La seconde décision impliquait une caisse d’allocations familiales (disposant également d’une autorisation spéciale de consultation du Registre national) qui avait, pour déterminer le montant des allocations familiales d’un de ses affiliés, consulté les données de celui-ci au Registre national. La caisse d’allocations avait alors accédé aux données relatives à la composition de ménage et à son historique, prenant ainsi connaissance de données à caractère personnel de personnes ayant fait partie du ménage de celui-ci, dont son père, le plaignant. L’Autorité de protection des données a estimé qu’en l’espèce, ladite consultation avait excédé ce qui était strictement nécessaire, en relevant que la consultation de l’intégralité de l’historique de son affilié sans limite dans le temps (et donc depuis sa naissance) était disproportionnée pour pouvoir respecter ses obligations légales, et déterminer le montant des allocations familiales dues à son affilié à un moment précis. A l’occasion de cette affaire, l’Autorité de protection des données a, par ailleurs, rappelé qu’elle n’était pas compétente pour se prononcer sur l’indemnisation éventuelle du dommage causé à la partie plaignante, même en cas de manquements constatés.

Dans un troisième dossier, relatif à un litige locatif, l’avocat du bailleur (disposant également d’une autorisation spéciale de consultation du Registre national en raison de sa profession) avait produit un extrait du Registre national du locataire dans le cadre de la procédure judiciaire, alors que les informations qui y étaient reprises n’étaient pas utiles à cet effet. L’Autorité de protection des données va dès lors relever que, bien que la question de la pertinence des données à caractère personnel ainsi communiquées méritait d’être posée et qu’il incombait à l’avocat de produire les données seulement strictement nécessaires, le plaignant avait pu faire valoir ses observations quant à la production de cette pièce devant le juge de paix et en solliciter l’écartement. Le juge de paix ayant, entre-temps, prononcé sa décision, en tenant compte de la pièce litigieuse, l’Autorité de protection des données a décidé qu’elle n’était pas compétente pour réformer cette décision et conclut donc au classement sans suite technique, en raison notamment du fait que sa juridiction ne pouvait pas interférer avec une autre décision de justice (décision n° 51/2021 du 15 avril 2021).

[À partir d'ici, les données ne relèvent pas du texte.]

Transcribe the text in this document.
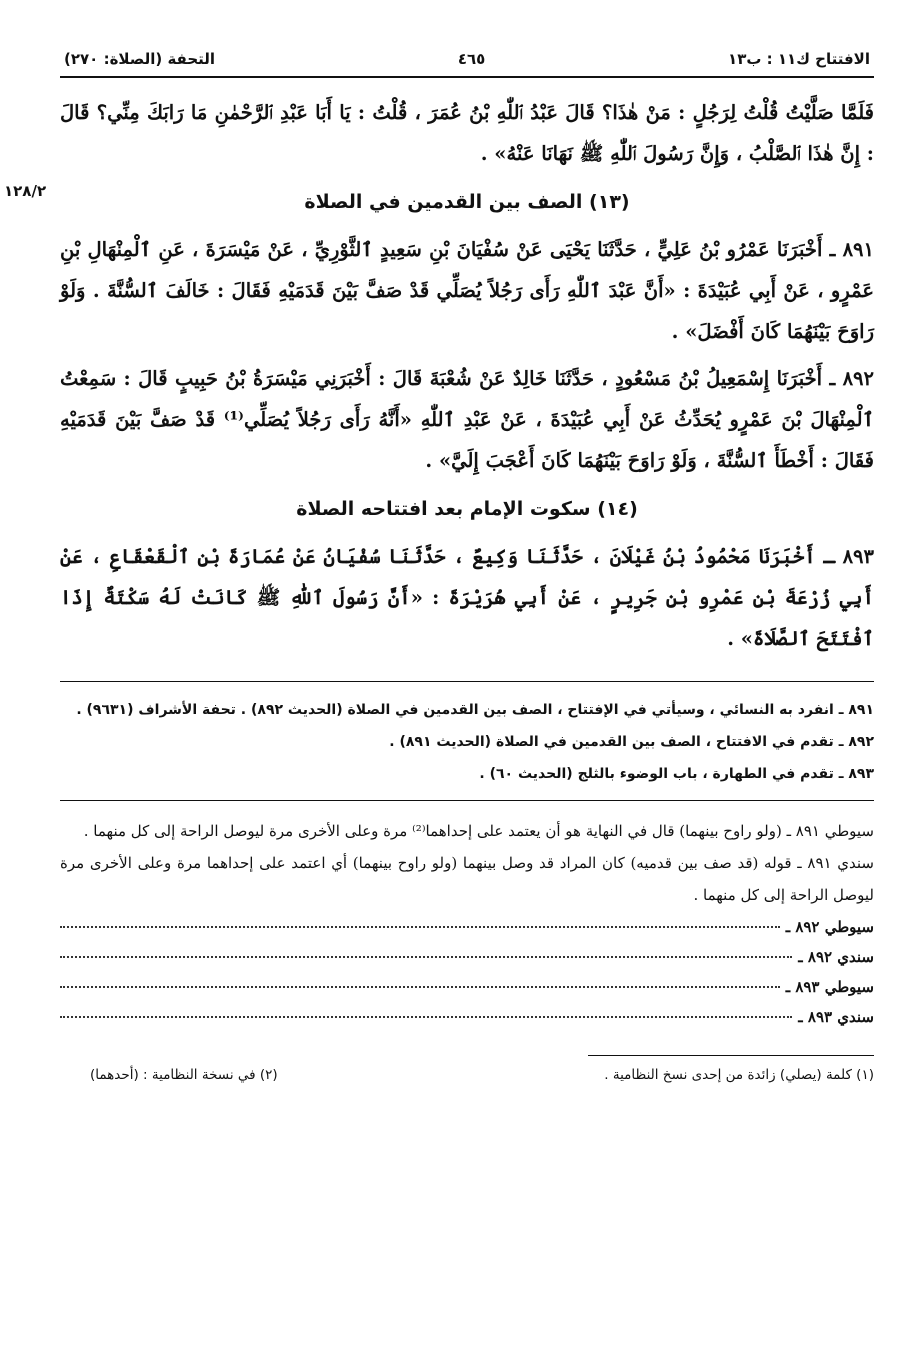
١٢٨/٢
الافتتاح ك١١ : ب١٣
٤٦٥
التحفة (الصلاة: ٢٧٠)

فَلَمَّا صَلَّيْتُ قُلْتُ لِرَجُلٍ : مَنْ هٰذَا؟ قَالَ عَبْدُ ٱللّٰهِ بْنُ عُمَرَ ، قُلْتُ : يَا أَبَا عَبْدِ ٱلرَّحْمٰنِ مَا رَابَكَ مِنِّي؟ قَالَ : إِنَّ هٰذَا ٱلصَّلْبُ ، وَإِنَّ رَسُولَ ٱللّٰهِ ﷺ نَهَانَا عَنْهُ» .

(١٣) الصف بين القدمين في الصلاة

٨٩١ ـ أَخْبَرَنَا عَمْرُو بْنُ عَلِيٍّ ، حَدَّثَنَا يَحْيَى عَنْ سُفْيَانَ بْنِ سَعِيدٍ ٱلثَّوْرِيِّ ، عَنْ مَيْسَرَةَ ، عَنِ ٱلْمِنْهَالِ بْنِ عَمْرٍو ، عَنْ أَبِي عُبَيْدَةَ : «أَنَّ عَبْدَ ٱللّٰهِ رَأَى رَجُلاً يُصَلِّي قَدْ صَفَّ بَيْنَ قَدَمَيْهِ فَقَالَ : خَالَفَ ٱلسُّنَّةَ . وَلَوْ رَاوَحَ بَيْنَهُمَا كَانَ أَفْضَلَ» .

٨٩٢ ـ أَخْبَرَنَا إِسْمَعِيلُ بْنُ مَسْعُودٍ ، حَدَّثَنَا خَالِدٌ عَنْ شُعْبَةَ قَالَ : أَخْبَرَنِي مَيْسَرَةُ بْنُ حَبِيبٍ قَالَ : سَمِعْتُ ٱلْمِنْهَالَ بْنَ عَمْرٍو يُحَدِّثُ عَنْ أَبِي عُبَيْدَةَ ، عَنْ عَبْدِ ٱللّٰهِ «أَنَّهُ رَأَى رَجُلاً يُصَلِّي⁽¹⁾ قَدْ صَفَّ بَيْنَ قَدَمَيْهِ فَقَالَ : أَخْطَأَ ٱلسُّنَّةَ ، وَلَوْ رَاوَحَ بَيْنَهُمَا كَانَ أَعْجَبَ إِلَيَّ» .

(١٤) سكوت الإمام بعد افتتاحه الصلاة

٨٩٣ ـ أَخْبَرَنَا مَحْمُودُ بْنُ غَيْلَانَ ، حَدَّثَنَا وَكِيعٌ ، حَدَّثَنَا سُفْيَانُ عَنْ عُمَارَةَ بْنِ ٱلْقَعْقَاعِ ، عَنْ أَبِي زُرْعَةَ بْنِ عَمْرِو بْنِ جَرِيرٍ ، عَنْ أَبِي هُرَيْرَةَ : «أَنَّ رَسُولَ ٱللّٰهِ ﷺ كَانَتْ لَهُ سَكْتَةٌ إِذَا ٱفْتَتَحَ ٱلصَّلَاةَ» .

٨٩١ ـ انفرد به النسائي ، وسيأتي في الإفتتاح ، الصف بين القدمين في الصلاة (الحديث ٨٩٢) . تحفة الأشراف (٩٦٣١) .
٨٩٢ ـ تقدم في الافتتاح ، الصف بين القدمين في الصلاة (الحديث ٨٩١) .
٨٩٣ ـ تقدم في الطهارة ، باب الوضوء بالثلج (الحديث ٦٠) .
سيوطي ٨٩١ ـ (ولو راوح بينهما) قال في النهاية هو أن يعتمد على إحداهما⁽²⁾ مرة وعلى الأخرى مرة ليوصل الراحة إلى كل منهما .
سندي ٨٩١ ـ قوله (قد صف بين قدميه) كان المراد قد وصل بينهما (ولو راوح بينهما) أي اعتمد على إحداهما مرة وعلى الأخرى مرة ليوصل الراحة إلى كل منهما .
سيوطي ٨٩٢ ـ
سندي ٨٩٢ ـ
سيوطي ٨٩٣ ـ
سندي ٨٩٣ ـ
(١) كلمة (يصلي) زائدة من إحدى نسخ النظامية .
(٢) في نسخة النظامية : (أحدهما)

Il convient toutefois de rappeler que dans le cadre d’une décision plus ancienne (décision n° 06/2019 du 17 septembre 2019), l’Autorité de protection des données avait décidé d’infliger une amende administrative de 10.000 EUR à un commerçant qui proposait comme seul moyen de création d’une carte de fidélité la lecture de la carte d’identité électronique, impliquant, dès lors, la prise de connaissance, notamment, du numéro de Registre national. Le commerçant mécontent avait ensuite introduit un recours devant la Cour des marchés, qui avait annulé la décision, par un arrêt du 19 février 2020 (R.G. n° 2019/AR/1600), au motif que la sanction infligée n’était pas suffisamment motivée. L’Autorité de protection des données a toutefois annoncé avoir introduit un pourvoi en cassation à l’encontre de la décision rendue par la Cour des marchés, en précisant que si un cas similaire devait se représenter, elle motiverait sa décision différemment (tout en maintenant la conclusion d’un manquement).

Point d'action

L’employeur ne peut utiliser le numéro de Registre national qu’à des conditions strictes, fixées par la loi RN.

C’est en particulier le cas pour les obligations qui lui incombent vis-à-vis de l’ONSS.

Si autorisée, cette utilisation doit alors bien être effectuée dans le respect des principes développés dans le RGPD.

Compte tenu de ces principes, une utilisation du numéro de Registre national de travailleurs pour d’autres raisons que celles légalement autorisées (dans le cadre des exceptions à l’interdiction de traitement), par exemple, pour identifier les travailleurs en interne (comme un numéro de « matricule ») ou en le reprenant sur des documents d’évaluation, est, selon nous, contraire tant à la loi organisant un registre national des personnes physiques qu’au RGPD.